Sin embargo, no hay que ser ingenuo al leer el mensaje de los obispos, porque si bien es indudable que están en contra del aborto y que no ven con alegría la incorporación de otras formas de estar en familia, lo que verdaderamente reclaman aparece un poco más adelante, cuando lamentan que “el Estado se apropie del derecho y el deber primario de los padres de educar a sus hijos según su propia escala de valores”. Preocupados por la “visión deformada de la sexualidad, del matrimonio y de la familia” que el Estado parece estar promoviendo entre los más chiquitines, los soldados de la iglesia apelan una vez más al derecho a “la libertad de educación y la aplicación del principio de subsidiariedad”, para demandar acuerdos de política educativa de largo aliento que respeten “el derecho de los padres a elegir la educación que quieren para sus hijos”. Y esa, creo, es la madre del borrego: lo que de verdad se cocina en toda esta preocupación de la iglesia por el buen votar de los ciudadanos es, precisamente, la cuestión de la educación. Más concretamente, la cuestión de que las políticas educativas den lugar a la iniciativa privada, tanto sea bajo la forma de instituciones como Los Pinos, Jubilar o Impulso (financiadas por el Estado en forma indirecta, mediante renuncia fiscal), como, más directamente, subsidiando instituciones educativas de carácter público, aunque no estatal, en las que la “libertad de cátedra” permita ignorar esas nuevas y peligrosas doctrinas que están dinamitando los buenos viejos valores.

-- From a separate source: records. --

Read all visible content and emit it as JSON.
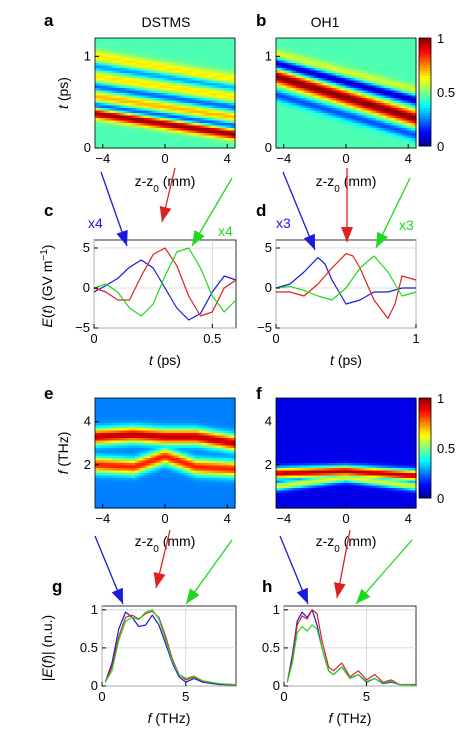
{
  "figure": {
    "panel_letters": [
      "a",
      "b",
      "c",
      "d",
      "e",
      "f",
      "g",
      "h"
    ],
    "column_titles": [
      "DSTMS",
      "OH1"
    ],
    "colorbar_ticks": [
      "1",
      "0.5",
      "0"
    ],
    "colormap": [
      "#00008f",
      "#0000ff",
      "#0080ff",
      "#00ffff",
      "#80ff80",
      "#ffff00",
      "#ff8000",
      "#ff0000",
      "#800000"
    ],
    "arrow_colors": {
      "blue": "#1a1adc",
      "red": "#e02020",
      "green": "#20d820"
    },
    "annotations": {
      "c_blue": "x4",
      "c_green": "x4",
      "d_blue": "x3",
      "d_green": "x3"
    }
  },
  "chart_data": [
    {
      "panel": "a",
      "type": "heatmap",
      "title": "DSTMS",
      "xlabel": "z-z0 (mm)",
      "ylabel": "t (ps)",
      "xticks": [
        "-4",
        "0",
        "4"
      ],
      "yticks": [
        "0",
        "1"
      ],
      "xlim": [
        -4.5,
        4.5
      ],
      "ylim": [
        0,
        1.2
      ],
      "ridges": [
        {
          "x": [
            -4.5,
            4.5
          ],
          "y": [
            0.38,
            0.15
          ],
          "width": 0.06,
          "level": 1.0
        },
        {
          "x": [
            -4.5,
            4.5
          ],
          "y": [
            0.56,
            0.33
          ],
          "width": 0.07,
          "level": 0.7
        },
        {
          "x": [
            -4.5,
            4.5
          ],
          "y": [
            0.78,
            0.56
          ],
          "width": 0.07,
          "level": 0.65
        },
        {
          "x": [
            -4.5,
            4.5
          ],
          "y": [
            1.0,
            0.74
          ],
          "width": 0.07,
          "level": 0.65
        }
      ],
      "troughs": [
        {
          "x": [
            -4.5,
            4.5
          ],
          "y": [
            0.46,
            0.24
          ],
          "width": 0.05,
          "level": 0.15
        },
        {
          "x": [
            -4.5,
            4.5
          ],
          "y": [
            0.67,
            0.44
          ],
          "width": 0.05,
          "level": 0.2
        },
        {
          "x": [
            -4.5,
            4.5
          ],
          "y": [
            0.89,
            0.66
          ],
          "width": 0.05,
          "level": 0.25
        }
      ],
      "background": 0.45
    },
    {
      "panel": "b",
      "type": "heatmap",
      "title": "OH1",
      "xlabel": "z-z0 (mm)",
      "ylabel": "",
      "xticks": [
        "-4",
        "0",
        "4"
      ],
      "yticks": [
        "0",
        "1"
      ],
      "xlim": [
        -4.5,
        4.5
      ],
      "ylim": [
        0,
        1.2
      ],
      "ridges": [
        {
          "x": [
            -4.5,
            4.5
          ],
          "y": [
            0.78,
            0.32
          ],
          "width": 0.08,
          "level": 1.0
        },
        {
          "x": [
            -4.5,
            4.5
          ],
          "y": [
            1.02,
            0.62
          ],
          "width": 0.06,
          "level": 0.6
        }
      ],
      "troughs": [
        {
          "x": [
            -4.5,
            4.5
          ],
          "y": [
            0.92,
            0.52
          ],
          "width": 0.06,
          "level": 0.05
        },
        {
          "x": [
            -4.5,
            4.5
          ],
          "y": [
            0.58,
            0.14
          ],
          "width": 0.06,
          "level": 0.2
        }
      ],
      "background": 0.45
    },
    {
      "panel": "c",
      "type": "line",
      "xlabel": "t (ps)",
      "ylabel": "E(t) (GV m⁻¹)",
      "xticks": [
        "0",
        "0.5"
      ],
      "yticks": [
        "-5",
        "0",
        "5"
      ],
      "xlim": [
        0,
        0.6
      ],
      "ylim": [
        -5,
        6
      ],
      "series": [
        {
          "color": "blue",
          "x": [
            0,
            0.05,
            0.1,
            0.15,
            0.2,
            0.25,
            0.3,
            0.35,
            0.4,
            0.45,
            0.5,
            0.55,
            0.6
          ],
          "y": [
            -0.5,
            0.3,
            1.2,
            2.6,
            3.5,
            2.5,
            0.0,
            -2.5,
            -4.0,
            -3.2,
            -0.5,
            1.5,
            1.0
          ]
        },
        {
          "color": "red",
          "x": [
            0,
            0.05,
            0.1,
            0.15,
            0.2,
            0.25,
            0.3,
            0.35,
            0.4,
            0.45,
            0.5,
            0.55,
            0.6
          ],
          "y": [
            0.0,
            -0.5,
            -1.5,
            -1.5,
            1.5,
            4.2,
            5.0,
            2.8,
            -1.0,
            -3.5,
            -3.0,
            0.0,
            1.0
          ]
        },
        {
          "color": "green",
          "x": [
            0,
            0.05,
            0.1,
            0.15,
            0.2,
            0.25,
            0.3,
            0.35,
            0.4,
            0.45,
            0.5,
            0.55,
            0.6
          ],
          "y": [
            0.0,
            0.5,
            -0.5,
            -2.5,
            -3.5,
            -2.0,
            1.5,
            4.5,
            5.0,
            2.5,
            -1.0,
            -3.0,
            -1.5
          ]
        }
      ]
    },
    {
      "panel": "d",
      "type": "line",
      "xlabel": "t (ps)",
      "ylabel": "",
      "xticks": [
        "0",
        "1"
      ],
      "yticks": [
        "-5",
        "0",
        "5"
      ],
      "xlim": [
        0,
        1
      ],
      "ylim": [
        -5,
        6
      ],
      "series": [
        {
          "color": "blue",
          "x": [
            0,
            0.1,
            0.2,
            0.3,
            0.35,
            0.4,
            0.5,
            0.6,
            0.7,
            0.8,
            0.9,
            1.0
          ],
          "y": [
            0.0,
            0.5,
            2.0,
            3.8,
            3.0,
            1.0,
            -2.0,
            -1.5,
            -0.5,
            -0.5,
            0.0,
            0.0
          ]
        },
        {
          "color": "red",
          "x": [
            0,
            0.1,
            0.2,
            0.3,
            0.4,
            0.5,
            0.55,
            0.6,
            0.7,
            0.8,
            0.85,
            0.9,
            1.0
          ],
          "y": [
            -0.5,
            -0.5,
            -1.0,
            0.5,
            2.5,
            4.3,
            4.0,
            2.5,
            -1.5,
            -3.8,
            -2.0,
            1.5,
            1.0
          ]
        },
        {
          "color": "green",
          "x": [
            0,
            0.1,
            0.2,
            0.3,
            0.4,
            0.5,
            0.6,
            0.7,
            0.8,
            0.85,
            0.9,
            1.0
          ],
          "y": [
            0.0,
            0.2,
            -0.3,
            -1.0,
            -1.5,
            0.0,
            2.5,
            4.0,
            2.0,
            0.5,
            -1.0,
            -0.5
          ]
        }
      ]
    },
    {
      "panel": "e",
      "type": "heatmap",
      "xlabel": "z-z0 (mm)",
      "ylabel": "f (THz)",
      "xticks": [
        "-4",
        "0",
        "4"
      ],
      "yticks": [
        "2",
        "4"
      ],
      "xlim": [
        -4.5,
        4.5
      ],
      "ylim": [
        0,
        5.1
      ],
      "ridges": [
        {
          "x": [
            -4.5,
            -2.0,
            0.0,
            2.0,
            4.5
          ],
          "y": [
            3.3,
            3.4,
            3.3,
            3.3,
            3.0
          ],
          "width": 0.35,
          "level": 0.95
        },
        {
          "x": [
            -4.5,
            -2.0,
            0.0,
            2.0,
            4.5
          ],
          "y": [
            2.0,
            1.9,
            2.4,
            1.9,
            1.8
          ],
          "width": 0.35,
          "level": 0.85
        }
      ],
      "troughs": [],
      "background": 0.25
    },
    {
      "panel": "f",
      "type": "heatmap",
      "xlabel": "z-z0 (mm)",
      "ylabel": "",
      "xticks": [
        "-4",
        "0",
        "4"
      ],
      "yticks": [
        "2",
        "4"
      ],
      "xlim": [
        -4.5,
        4.5
      ],
      "ylim": [
        0,
        5.1
      ],
      "ridges": [
        {
          "x": [
            -4.5,
            0.0,
            4.5
          ],
          "y": [
            1.6,
            1.7,
            1.5
          ],
          "width": 0.25,
          "level": 0.95
        },
        {
          "x": [
            -4.5,
            0.0,
            4.5
          ],
          "y": [
            1.0,
            1.4,
            1.0
          ],
          "width": 0.2,
          "level": 0.6
        }
      ],
      "troughs": [],
      "background": 0.1
    },
    {
      "panel": "g",
      "type": "line",
      "xlabel": "f (THz)",
      "ylabel": "|E(f)| (n.u.)",
      "xticks": [
        "0",
        "5"
      ],
      "yticks": [
        "0",
        "0.5",
        "1"
      ],
      "xlim": [
        0,
        8
      ],
      "ylim": [
        0,
        1.05
      ],
      "series": [
        {
          "color": "blue",
          "x": [
            0.2,
            0.6,
            1.0,
            1.4,
            1.8,
            2.2,
            2.6,
            3.0,
            3.4,
            3.8,
            4.2,
            4.6,
            5.0,
            5.5,
            6.0,
            7.0,
            8.0
          ],
          "y": [
            0.05,
            0.3,
            0.75,
            0.97,
            0.9,
            0.78,
            0.8,
            0.93,
            0.8,
            0.55,
            0.3,
            0.12,
            0.05,
            0.1,
            0.05,
            0.02,
            0.01
          ]
        },
        {
          "color": "red",
          "x": [
            0.2,
            0.6,
            1.0,
            1.4,
            1.8,
            2.2,
            2.6,
            3.0,
            3.4,
            3.8,
            4.2,
            4.6,
            5.0,
            5.5,
            6.0,
            7.0,
            8.0
          ],
          "y": [
            0.05,
            0.25,
            0.65,
            0.9,
            0.93,
            0.88,
            0.95,
            0.98,
            0.9,
            0.65,
            0.35,
            0.15,
            0.08,
            0.12,
            0.06,
            0.03,
            0.01
          ]
        },
        {
          "color": "green",
          "x": [
            0.2,
            0.6,
            1.0,
            1.4,
            1.8,
            2.2,
            2.6,
            3.0,
            3.4,
            3.8,
            4.2,
            4.6,
            5.0,
            5.5,
            6.0,
            7.0,
            8.0
          ],
          "y": [
            0.05,
            0.2,
            0.6,
            0.85,
            0.9,
            0.87,
            0.97,
            1.0,
            0.88,
            0.6,
            0.32,
            0.15,
            0.1,
            0.13,
            0.07,
            0.03,
            0.02
          ]
        }
      ]
    },
    {
      "panel": "h",
      "type": "line",
      "xlabel": "f (THz)",
      "ylabel": "",
      "xticks": [
        "0",
        "5"
      ],
      "yticks": [
        "0",
        "0.5",
        "1"
      ],
      "xlim": [
        0,
        8
      ],
      "ylim": [
        0,
        1.05
      ],
      "series": [
        {
          "color": "blue",
          "x": [
            0.2,
            0.5,
            0.8,
            1.1,
            1.4,
            1.7,
            2.0,
            2.3,
            2.7,
            3.0,
            3.5,
            4.0,
            4.5,
            5.0,
            5.5,
            6.0,
            6.5,
            7.0,
            8.0
          ],
          "y": [
            0.05,
            0.4,
            0.85,
            0.97,
            0.9,
            1.0,
            0.8,
            0.5,
            0.2,
            0.15,
            0.25,
            0.1,
            0.15,
            0.05,
            0.1,
            0.03,
            0.05,
            0.02,
            0.01
          ]
        },
        {
          "color": "red",
          "x": [
            0.2,
            0.5,
            0.8,
            1.1,
            1.4,
            1.7,
            2.0,
            2.3,
            2.7,
            3.0,
            3.5,
            4.0,
            4.5,
            5.0,
            5.5,
            6.0,
            6.5,
            7.0,
            8.0
          ],
          "y": [
            0.05,
            0.35,
            0.8,
            0.92,
            0.88,
            1.0,
            0.95,
            0.6,
            0.25,
            0.2,
            0.3,
            0.12,
            0.2,
            0.08,
            0.15,
            0.05,
            0.08,
            0.02,
            0.02
          ]
        },
        {
          "color": "green",
          "x": [
            0.2,
            0.5,
            0.8,
            1.1,
            1.4,
            1.7,
            2.0,
            2.3,
            2.7,
            3.0,
            3.5,
            4.0,
            4.5,
            5.0,
            5.5,
            6.0,
            6.5,
            7.0,
            8.0
          ],
          "y": [
            0.05,
            0.3,
            0.7,
            0.78,
            0.72,
            0.8,
            0.75,
            0.5,
            0.2,
            0.15,
            0.25,
            0.1,
            0.15,
            0.06,
            0.1,
            0.04,
            0.06,
            0.02,
            0.01
          ]
        }
      ]
    }
  ]
}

El mensaje de los obispos sobrevuela otros temas de interés actual (la “falta de seguridad que padecemos”, el empleo, el cuidado del medioambiente), pero sin ir más allá de una expresión general de buenos deseos. Admite, asimismo, que hay numerosos aspectos de la “problemática del país” que no son abordados en el documento, pero hace un llamado fervoroso a la unidad de los uruguayos y al compromiso en pos del bien común, y pide a los actores políticos que eviten “agravios y situaciones que fomenten la división en la sociedad”.

Hay algo encantador en el reclamo de las “almas bellas” que piden amor y concordia en tiempos convulsos, como si la vida en sociedad estuviera exenta de intereses opuestos, de tensiones y de injusticia. La iglesia se lamenta del camino que han tomado las luchas de las mujeres, pero pasa alegremente por alto su propia responsabilidad en la cultura del abuso y de la impunidad que tantas vidas ha costado, literal y metafóricamente. Denuncia la “colonización ideológica” a la que están sometidos nuestros niños y reclama, en el mismo acto, el derecho a colonizar sus cabecitas con la doctrina cristiana, valiéndose, en lo posible, de los recursos económicos que el propio Estado debería poner a su alcance.

Lo bueno de todo esto, si decidiéramos aprovecharlo, es que habilita la discusión en torno a asuntos cuya importancia y complejidad suele pasarse por alto. Sería una lástima que justo ahora, que estamos viendo desplegarse tanto discurso vacío, no nos hiciéramos un tiempo para poner en debate ya no el aborto o las concepciones de familia, sino las múltiples formas de abuso naturalizadas en nuestra cultura y que en 2.000 años de historia la iglesia no ha querido erradicar.